Osnabrück ( rgm ). Vor dem Einsatz von metallischen Eiskratzern für Autoscheiben hat die Sachverständigen-Organisation Schwacke-Bewertung ausdrücklich gewarnt. Dabei würden schnell Kratzer auf der Scheibe hinterlassen. Diese wiederum könnten zu sichtbehindernden Lichtbrechungen führen.

Die Experten raten Autobesitzern angesichts der Frosttage ferner, Dichtungen von Fahrzeugtüren und Kofferraum mit Fettstiften für diesen Zweck zu behandeln. Denn die Rechnung für das Aufreißen eingefrorener Autotüren kann schnell kommen. An beschädigten Dichtungen können störende Windgeräusche entstehen oder später sogar an diesen Stellen Wasser ins Fahrzeuginnere eindringen.

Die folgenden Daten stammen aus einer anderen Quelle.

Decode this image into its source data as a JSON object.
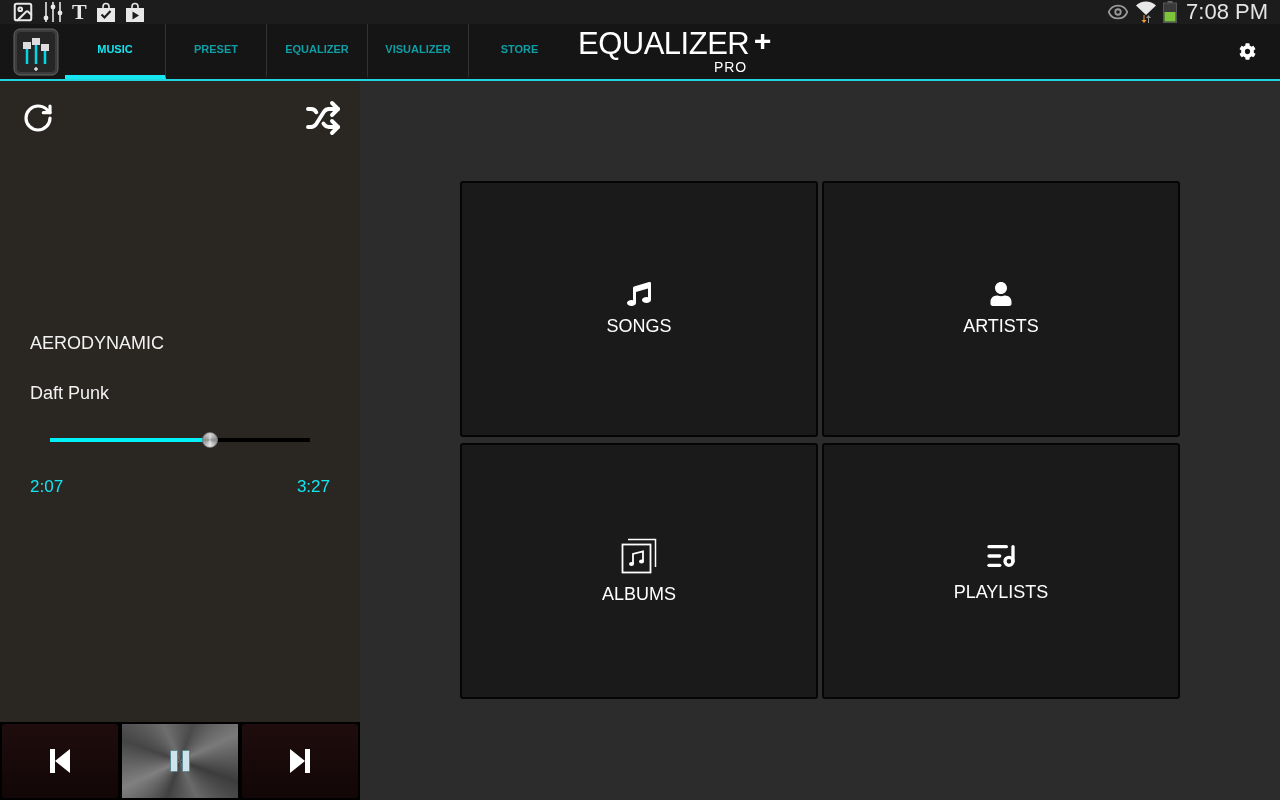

Dem Vereisen von Türschlössern sollte schon vor Beginn der Nacht mit Spray oder Flüssigkeit begegnet werden. Die Wirkung hält allerdings meist mehrere Tage an. Wichtig ist die Prophylaxe vor allem nach einer Fahrt durch die Waschstraße, in der die Schlösser feucht und damit besonders frostempfänglich werden, so die Experten.

Die Fachleute appellierten desweiteren an alle Autofahrer, während des Eiskratzens nicht den Wagen im Stand warmlaufen zu lassen. Solches Verhalten ist schlicht umweltfeindlich.